I’ll post more sea-oriented photos before week’s end. And then, I’ll be off on a short adventure to the wild western coast of Vancouver Island for the weekend, which means a round trip of five ferries! Hooray!

Which is Pig Latin for “ahoy,” of course.

Shore enough

Wednesday, February 11th, 2009

…listen
…about the music

Clarity.

Bright, clear, searing sunshine today. Stunning, as it floods the woods and glares into my eyes as I type this. I snapped the above photo a few days ago at the end of one such afternoon; I love the clarity of light as it offers clarity of thought on my walks.

No such grace and clarity exist for the characters in a haunting short story titled “Luvina,” penned by the late Mexican literary figure Juan Rulfo. Thursday night, anyone in the Seattle area will have a chance to come hear the fabulous pianist Ana Cervantes perform my piece of the same title, along with a number of others commissioned for Ms. Cervantes’s latest CD on Quindecim Recordings, Solo Rumores. The music reflects the bleak world of grim, hopeless desert poverty that Rulfo describes in so many of his writings. My outward reality of sunshine, joy and ease, is sobered by a profound inward sympathy for those who will never know such pleasure.

Serenity at week’s end

Friday, February 6th, 2009

…listen
…about the music

Ahhhh.

Back on the island, with these vistas of the Puget Sound and its guardian snow-capped Olympics accompanying me home yesterday afternoon. Just wanted to share.

Favorite places

Saturday, January 31st, 2009

…listen
…about the music

Home.

It has dawned on me that I actually travel a fair amount. Much more than I anticipated when I moved up to this floating paradise. But despite how often I seem to fling myself off of this island (voluntarily, so far: I have not been permanently voted off yet), it is truly the place I most love to be. In short order, it has become home, in the most profound of ways.

I type this from sunny Los Angeles, where I’ve just landed to do fun music-related things that you can read about on my website. Among today’s emails was one from a friend in which he asked, “do you think the fact that you travel often makes you appreciate your home environment even more?”.
Yes.
And no.
Yes, because I have yet to travel to a place that I find more alluring than the place I call home. In contrast to everywhere else my body lands, I appreciate this set of coordinates the most.
And no, because even if I never, ever left this island, I believe I would appreciate it every bit as much as I do sitting here, far from it.

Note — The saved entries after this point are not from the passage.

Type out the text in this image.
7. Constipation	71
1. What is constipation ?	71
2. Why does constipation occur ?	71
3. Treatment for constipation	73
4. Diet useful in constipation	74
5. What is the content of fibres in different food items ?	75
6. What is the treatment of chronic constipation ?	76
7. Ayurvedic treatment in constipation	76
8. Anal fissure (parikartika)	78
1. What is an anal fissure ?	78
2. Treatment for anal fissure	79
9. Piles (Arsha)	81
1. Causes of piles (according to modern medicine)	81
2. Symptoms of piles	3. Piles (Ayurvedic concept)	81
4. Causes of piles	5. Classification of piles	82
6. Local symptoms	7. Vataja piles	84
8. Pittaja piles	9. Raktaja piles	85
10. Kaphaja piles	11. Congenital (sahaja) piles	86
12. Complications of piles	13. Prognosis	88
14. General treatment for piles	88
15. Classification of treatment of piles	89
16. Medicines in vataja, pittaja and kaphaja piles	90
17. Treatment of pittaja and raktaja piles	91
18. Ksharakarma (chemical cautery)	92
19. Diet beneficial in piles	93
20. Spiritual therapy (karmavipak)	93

Above: three very favorite views from home: South Beach after a storm, False Bay in dense fog, and a magical, Gilligan’s Island type spot on Turn Island right across from my house, to which I have paddled several times and have promised myself that I will camp there. And I will. The shortest trip of the year, yards from my driveway that’s nestled in the woods on the left side of the photo, will probably be the one I appreciate the most. Ahhhhhh.